Lembra quando o single de Stairway to heaven vendeu pra burro e até tocou bastante em rádio no Brasil? Pois bem: isso não aconteceu com o Led Zeppelin, e sim com uma banda dos anos 1980, que não tinha nada a ver com eles. Era o Far Corporation.

Hoje é difícil achar quem se recorde do Far Corporation, que na real nem era uma banda de verdade. De fato, era um projeto musical de proveta, meio rock farofa, bolado pelo cara que criou o Boney M e o Milli Vanilli, o produtor alemão Frank Farian. Mais do que acostumado a lidar com projetos de estúdio (isso quando não botava um grupo de dançarinos para fingir que cantava e tocava, como público e notório), Farian havia juntado em 1985 um bando de feras do rock – incluindo integrantes do Barclay James Harvest e até do pouco conhecido grupo new wave inglês Force Majeure. Além de uma rapaziada ligada ao próprio Boney M.

Essa turma toda gravou uma releitura de Mother and child reunion, de Paul Simon, num single de caridade.
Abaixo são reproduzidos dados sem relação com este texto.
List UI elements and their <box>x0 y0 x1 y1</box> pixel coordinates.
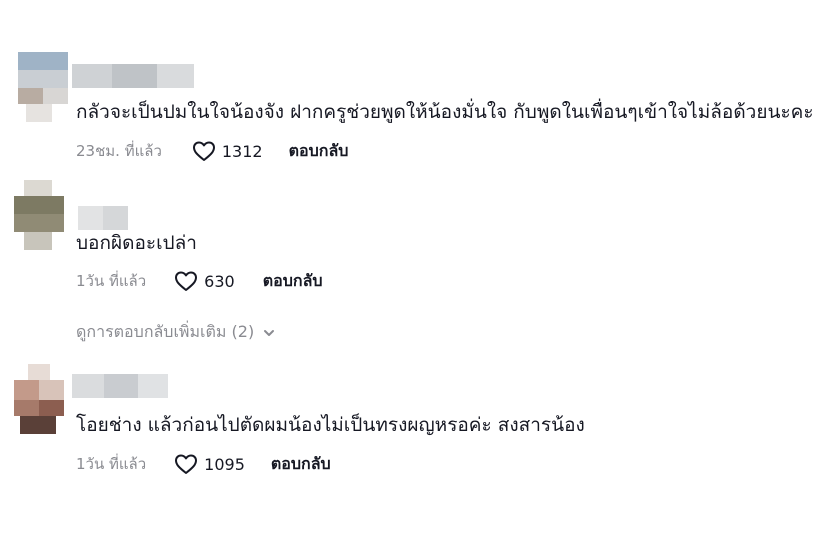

O disquinho fez sucesso, saiu em vários países e, na Europa, em vários cantos, alcançou o Top 10.

Na época, o tal projetinho ainda se chamava Frank Farian Corporation. O nome Far Corporation surgiu só quando o produtor decidiu regravar Stairway to heaven, no fim de 1985, com o grupo acrescido de músicos do Toto – entre eles o guitarrista Steve Lukather e o cantor Bobby Kimball. Deu certo a ponto da canção chegar à posição 86 do Billboard Hot 100, feito que nem mesmo o Led Zeppelin conseguiu. Até porque, na versão dos autores, a música nem sequer foi lançada como single.

LIVE AID

Não custa dizer que 1985 poderia ser o melhor ou o pior ano para se recordar um clássico do Led, dependendo apenas do ponto de vista. Em 13 de julho daquele ano, metade da banda tinha voltado do nada para dar um show caótico no Live Aid, com Phil Collins e Tony Thompson na bateria, e Paul Martinez no baixo.
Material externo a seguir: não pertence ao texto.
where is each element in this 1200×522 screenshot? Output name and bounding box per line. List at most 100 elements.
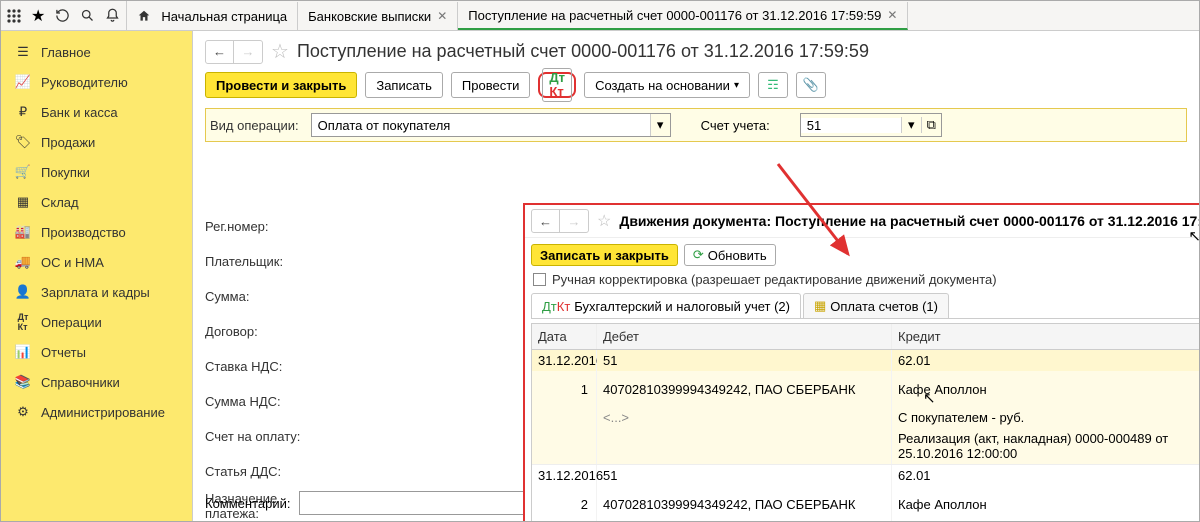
forward-button[interactable]: → <box>234 41 262 63</box>
sidebar-item-admin[interactable]: ⚙Администрирование <box>1 397 192 427</box>
cell-debit-detail: 40702810399994349242, ПАО СБЕРБАНК <box>597 486 892 521</box>
close-icon[interactable]: ✕ <box>437 9 447 23</box>
search-icon[interactable] <box>80 8 95 23</box>
cell-credit-acc: 62.01 <box>892 350 1199 371</box>
hierarchy-icon: ☶ <box>767 77 779 93</box>
tab-label: Бухгалтерский и налоговый учет (2) <box>574 299 790 314</box>
back-button[interactable]: ← <box>532 210 560 232</box>
dropdown-button[interactable]: ▾ <box>650 114 670 136</box>
sidebar-item-production[interactable]: 🏭Производство <box>1 217 192 247</box>
show-postings-button[interactable]: ДтКт <box>538 72 576 98</box>
page-title: Поступление на расчетный счет 0000-00117… <box>297 41 869 62</box>
gear-icon: ⚙ <box>15 404 31 420</box>
account-field[interactable]: ▾ ⧉ <box>800 113 942 137</box>
overlay-save-close-button[interactable]: Записать и закрыть <box>531 244 678 266</box>
overlay-refresh-button[interactable]: ⟳Обновить <box>684 244 776 266</box>
system-iconbar: ★ <box>1 1 127 30</box>
sidebar-item-salary[interactable]: 👤 Зарплата и кадры <box>1 277 192 307</box>
tab-document[interactable]: Поступление на расчетный счет 0000-00117… <box>458 2 908 30</box>
apps-icon[interactable] <box>7 9 21 23</box>
table-header: Дата Дебет Кредит Сумма <box>532 324 1199 350</box>
tab-payments[interactable]: ▦Оплата счетов (1) <box>803 293 949 318</box>
th-date: Дата <box>532 324 597 349</box>
sidebar-item-reports[interactable]: 📊 Отчеты <box>1 337 192 367</box>
cell-debit-detail: 40702810399994349242, ПАО СБЕРБАНК <box>597 371 892 407</box>
button-label: Создать на основании <box>595 78 730 93</box>
sidebar-item-purchases[interactable]: 🛒 Покупки <box>1 157 192 187</box>
button-label: Провести <box>462 78 520 93</box>
cell-debit-sub: <...> <box>597 407 892 428</box>
post-and-close-button[interactable]: Провести и закрыть <box>205 72 357 98</box>
overlay-title: Движения документа: Поступление на расче… <box>619 213 1199 229</box>
forward-button[interactable]: → <box>560 210 588 232</box>
tab-label: Оплата счетов (1) <box>830 299 938 314</box>
ruble-icon: ₽ <box>15 104 31 120</box>
button-label: Провести и закрыть <box>216 78 346 93</box>
label-sum: Сумма: <box>205 279 315 314</box>
attach-button[interactable]: 📎 <box>796 72 826 98</box>
label-dds: Статья ДДС: <box>205 454 315 489</box>
report-icon: 📊 <box>15 344 31 360</box>
cell-debit-acc: 51 <box>597 465 892 486</box>
create-based-on-button[interactable]: Создать на основании▾ <box>584 72 750 98</box>
tab-bank-statements[interactable]: Банковские выписки ✕ <box>298 2 458 30</box>
sidebar-item-warehouse[interactable]: ▦Склад <box>1 187 192 217</box>
cell-credit-l2: С покупателем - руб. <box>892 407 1199 428</box>
sidebar-item-label: Зарплата и кадры <box>41 285 150 300</box>
sidebar-item-manager[interactable]: 📈Руководителю <box>1 67 192 97</box>
posting-row-2[interactable]: 31.12.2016 51 62.01 51 275,00 НУ: 2 4070… <box>532 465 1199 521</box>
sidebar-item-main[interactable]: ☰Главное <box>1 37 192 67</box>
structure-button[interactable]: ☶ <box>758 72 788 98</box>
save-button[interactable]: Записать <box>365 72 443 98</box>
operation-type-input[interactable] <box>312 114 650 136</box>
post-button[interactable]: Провести <box>451 72 531 98</box>
sidebar-item-catalogs[interactable]: 📚Справочники <box>1 367 192 397</box>
operation-type-label: Вид операции: <box>210 118 299 133</box>
dtkt-icon: ДтКт <box>549 71 565 99</box>
sidebar-item-label: Продажи <box>41 135 95 150</box>
label-invoice: Счет на оплату: <box>205 419 315 454</box>
refresh-icon: ⟳ <box>693 247 704 263</box>
label-vat-sum: Сумма НДС: <box>205 384 315 419</box>
posting-row-1[interactable]: 31.12.2016 51 62.01 332,50 НУ: 1 4070281… <box>532 350 1199 465</box>
dropdown-button[interactable]: ▾ <box>901 117 921 133</box>
open-button[interactable]: ⧉ <box>921 117 941 133</box>
tab-home[interactable]: Начальная страница <box>127 2 298 30</box>
operation-type-field[interactable]: ▾ <box>311 113 671 137</box>
sidebar-item-label: Отчеты <box>41 345 86 360</box>
sidebar-item-label: ОС и НМА <box>41 255 104 270</box>
label-regnum: Рег.номер: <box>205 209 315 244</box>
account-label: Счет учета: <box>701 118 770 133</box>
cell-credit-l1: Кафе Аполлон <box>892 486 1199 521</box>
person-icon: 👤 <box>15 284 31 300</box>
th-debit: Дебет <box>597 324 892 349</box>
manual-edit-checkbox[interactable] <box>533 273 546 286</box>
button-label: Записать и закрыть <box>540 248 669 263</box>
th-credit: Кредит <box>892 324 1199 349</box>
tab-accounting[interactable]: ДтКт Бухгалтерский и налоговый учет (2) <box>531 293 801 318</box>
label-comment: Комментарий: <box>205 496 291 511</box>
history-icon[interactable] <box>55 8 70 23</box>
sidebar-item-label: Главное <box>41 45 91 60</box>
cell-credit-l1: Кафе Аполлон <box>892 371 1199 407</box>
back-button[interactable]: ← <box>206 41 234 63</box>
paperclip-icon: 📎 <box>803 77 819 93</box>
account-input[interactable] <box>801 118 901 133</box>
tab-label: Поступление на расчетный счет 0000-00117… <box>468 8 881 23</box>
sidebar-item-bank[interactable]: ₽ Банк и касса <box>1 97 192 127</box>
chart-icon: 📈 <box>15 74 31 90</box>
sidebar-item-assets[interactable]: 🚚ОС и НМА <box>1 247 192 277</box>
sidebar-item-sales[interactable]: 🏷Продажи <box>1 127 192 157</box>
sidebar-item-label: Банк и касса <box>41 105 118 120</box>
cell-credit-acc: 62.01 <box>892 465 1199 486</box>
sidebar-item-label: Покупки <box>41 165 90 180</box>
favorite-star-icon[interactable]: ☆ <box>597 211 611 231</box>
sidebar-item-operations[interactable]: ДтКтОперации <box>1 307 192 337</box>
star-icon[interactable]: ★ <box>31 6 45 26</box>
dtkt-icon: ДтКт <box>542 300 570 313</box>
bell-icon[interactable] <box>105 8 120 23</box>
cart-icon: 🛒 <box>15 164 31 180</box>
document-movements-window: ← → ☆ Движения документа: Поступление на… <box>523 203 1199 521</box>
close-icon[interactable]: ✕ <box>887 8 897 22</box>
favorite-star-icon[interactable]: ☆ <box>271 39 289 64</box>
Só sendo muito fã do LZ para considerar que o grupo voltou batendo um bolão. A banda estava perdida, Jimmy Page parecia aéreo na guitarra e estava claro que tinha havido pouco ou nenhum ensaio com os dois bateristas. Evidentemente, Stairway to heaven estava no setlist do grupo.

No festival, o grupo soava como uma atração nostálgica, emparedada entre várias novidades, numa época em que boa parte dos fãs de rock só tinha ouvidos para o pós-punk e para os novos sons do rock alternativo. De qualquer jeito,o disquinho do Far Corporation deu uma recordada na canção do Led e apresentou a canção para um público novo. O grupo ainda lançou um disco, Division one, em 1985, que trazia uma cover de Fire and water, do Free. E chegou a gravar um outro, Advantage, em 1987, que não saiu.
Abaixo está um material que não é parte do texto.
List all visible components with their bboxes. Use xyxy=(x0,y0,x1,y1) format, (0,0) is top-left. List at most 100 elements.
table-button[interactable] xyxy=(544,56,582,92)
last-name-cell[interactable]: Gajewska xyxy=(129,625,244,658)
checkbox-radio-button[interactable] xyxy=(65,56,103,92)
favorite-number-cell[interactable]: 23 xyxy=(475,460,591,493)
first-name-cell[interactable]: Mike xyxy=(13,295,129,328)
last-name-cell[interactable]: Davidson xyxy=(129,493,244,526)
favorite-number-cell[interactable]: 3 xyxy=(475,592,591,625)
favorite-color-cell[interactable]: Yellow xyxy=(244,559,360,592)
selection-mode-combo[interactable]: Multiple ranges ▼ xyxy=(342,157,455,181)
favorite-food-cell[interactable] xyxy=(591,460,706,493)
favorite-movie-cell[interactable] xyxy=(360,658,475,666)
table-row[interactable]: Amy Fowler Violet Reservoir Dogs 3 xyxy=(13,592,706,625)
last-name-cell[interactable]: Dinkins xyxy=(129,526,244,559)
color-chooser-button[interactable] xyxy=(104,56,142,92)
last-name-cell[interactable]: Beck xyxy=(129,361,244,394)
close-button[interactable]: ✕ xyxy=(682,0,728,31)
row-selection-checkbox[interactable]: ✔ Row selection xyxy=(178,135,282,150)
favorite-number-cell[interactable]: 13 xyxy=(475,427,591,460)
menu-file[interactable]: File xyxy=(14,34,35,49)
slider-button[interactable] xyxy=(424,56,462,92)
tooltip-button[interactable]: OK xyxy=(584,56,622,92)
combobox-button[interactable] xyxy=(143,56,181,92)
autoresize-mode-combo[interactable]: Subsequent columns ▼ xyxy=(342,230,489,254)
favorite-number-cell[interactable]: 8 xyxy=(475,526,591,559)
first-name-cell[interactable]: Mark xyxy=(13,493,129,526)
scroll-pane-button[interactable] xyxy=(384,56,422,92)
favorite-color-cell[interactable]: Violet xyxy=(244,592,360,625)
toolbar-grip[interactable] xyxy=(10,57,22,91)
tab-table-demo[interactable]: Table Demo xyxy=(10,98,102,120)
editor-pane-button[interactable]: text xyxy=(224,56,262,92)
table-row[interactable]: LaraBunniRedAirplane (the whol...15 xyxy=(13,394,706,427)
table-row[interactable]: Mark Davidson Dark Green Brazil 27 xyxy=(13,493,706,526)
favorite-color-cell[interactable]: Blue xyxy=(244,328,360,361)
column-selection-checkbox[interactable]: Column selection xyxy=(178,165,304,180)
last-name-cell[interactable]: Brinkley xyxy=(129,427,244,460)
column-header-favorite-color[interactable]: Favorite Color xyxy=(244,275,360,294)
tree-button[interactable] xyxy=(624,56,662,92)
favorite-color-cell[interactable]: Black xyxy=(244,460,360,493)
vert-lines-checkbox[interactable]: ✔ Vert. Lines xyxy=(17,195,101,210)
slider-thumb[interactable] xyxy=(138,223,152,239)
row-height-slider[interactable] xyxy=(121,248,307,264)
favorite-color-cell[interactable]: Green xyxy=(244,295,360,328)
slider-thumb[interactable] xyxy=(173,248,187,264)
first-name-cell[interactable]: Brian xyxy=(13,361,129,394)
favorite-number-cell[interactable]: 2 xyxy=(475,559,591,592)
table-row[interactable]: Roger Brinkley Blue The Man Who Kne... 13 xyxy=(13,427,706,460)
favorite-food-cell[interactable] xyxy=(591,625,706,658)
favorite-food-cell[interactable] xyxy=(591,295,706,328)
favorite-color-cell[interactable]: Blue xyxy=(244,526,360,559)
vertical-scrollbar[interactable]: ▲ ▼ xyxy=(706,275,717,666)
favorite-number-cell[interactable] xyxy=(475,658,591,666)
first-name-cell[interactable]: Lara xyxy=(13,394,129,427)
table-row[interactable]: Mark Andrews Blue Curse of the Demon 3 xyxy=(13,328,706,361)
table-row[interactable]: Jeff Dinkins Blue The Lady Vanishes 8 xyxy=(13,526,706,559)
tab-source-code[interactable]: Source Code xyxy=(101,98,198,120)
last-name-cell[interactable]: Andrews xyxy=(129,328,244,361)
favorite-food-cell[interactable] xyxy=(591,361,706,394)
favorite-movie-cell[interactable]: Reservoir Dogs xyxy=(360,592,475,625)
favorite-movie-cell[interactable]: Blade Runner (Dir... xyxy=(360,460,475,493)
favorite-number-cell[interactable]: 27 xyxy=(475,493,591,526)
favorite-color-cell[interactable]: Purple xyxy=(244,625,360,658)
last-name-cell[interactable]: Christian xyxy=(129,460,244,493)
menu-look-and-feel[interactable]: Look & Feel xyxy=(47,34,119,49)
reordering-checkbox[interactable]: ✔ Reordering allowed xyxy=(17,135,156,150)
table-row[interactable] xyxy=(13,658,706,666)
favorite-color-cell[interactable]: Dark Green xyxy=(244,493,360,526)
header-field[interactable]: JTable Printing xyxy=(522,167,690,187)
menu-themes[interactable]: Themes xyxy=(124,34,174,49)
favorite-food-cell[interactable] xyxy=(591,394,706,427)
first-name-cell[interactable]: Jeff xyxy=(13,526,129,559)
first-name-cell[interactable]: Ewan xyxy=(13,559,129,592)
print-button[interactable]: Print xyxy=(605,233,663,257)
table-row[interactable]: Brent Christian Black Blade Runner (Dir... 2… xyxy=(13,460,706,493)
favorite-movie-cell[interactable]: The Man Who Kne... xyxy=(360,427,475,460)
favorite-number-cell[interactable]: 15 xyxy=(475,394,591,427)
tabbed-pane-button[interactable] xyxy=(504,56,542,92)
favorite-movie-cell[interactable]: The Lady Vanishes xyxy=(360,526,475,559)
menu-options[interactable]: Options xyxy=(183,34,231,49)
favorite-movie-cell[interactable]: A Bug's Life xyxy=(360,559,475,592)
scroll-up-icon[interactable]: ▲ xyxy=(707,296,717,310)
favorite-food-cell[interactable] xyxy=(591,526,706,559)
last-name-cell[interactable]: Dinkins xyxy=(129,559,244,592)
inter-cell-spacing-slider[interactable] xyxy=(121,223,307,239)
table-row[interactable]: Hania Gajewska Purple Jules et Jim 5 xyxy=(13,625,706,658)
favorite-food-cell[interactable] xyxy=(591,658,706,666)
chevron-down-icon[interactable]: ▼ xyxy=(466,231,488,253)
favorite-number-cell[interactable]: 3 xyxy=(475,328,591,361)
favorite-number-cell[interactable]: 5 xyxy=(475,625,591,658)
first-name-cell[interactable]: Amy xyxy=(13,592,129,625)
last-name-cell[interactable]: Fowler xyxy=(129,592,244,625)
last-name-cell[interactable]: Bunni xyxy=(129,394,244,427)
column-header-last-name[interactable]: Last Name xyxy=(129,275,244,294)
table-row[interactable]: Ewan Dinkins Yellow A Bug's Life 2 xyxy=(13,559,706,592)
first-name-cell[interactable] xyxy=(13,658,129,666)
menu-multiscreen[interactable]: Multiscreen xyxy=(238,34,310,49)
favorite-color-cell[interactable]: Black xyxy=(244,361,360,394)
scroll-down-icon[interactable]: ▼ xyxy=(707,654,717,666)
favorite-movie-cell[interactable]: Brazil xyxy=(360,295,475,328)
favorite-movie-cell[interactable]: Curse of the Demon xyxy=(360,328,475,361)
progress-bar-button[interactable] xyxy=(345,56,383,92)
O Far Corporation foi perdendo interesse para Frank, que logo montaria o Milli Vanilli, com os cantores Rob Pilatus e Fab Morvan – os dois, como você talvez saiba, passaram por um perrengue quando o público de um show da MTV, em julho de 1989, descobriu que eles não cantavam de verdade.

SOBRA

Curiosamente, por causa do último disco não lançado, o Far Corporation acabou vazando até para o Real Milli Vanilli, grupo no qual os “verdadeiros” pobres coitados por trás da farsa Milli Vanilli mostravam suas caras. Big Brother, uma das sobras, reapareceu no disco The moment of truth (1991). E em 1994, todo o restante desse disco, mais umas novidades, apareceram num segundo álbum do Far Corporation, Solitude.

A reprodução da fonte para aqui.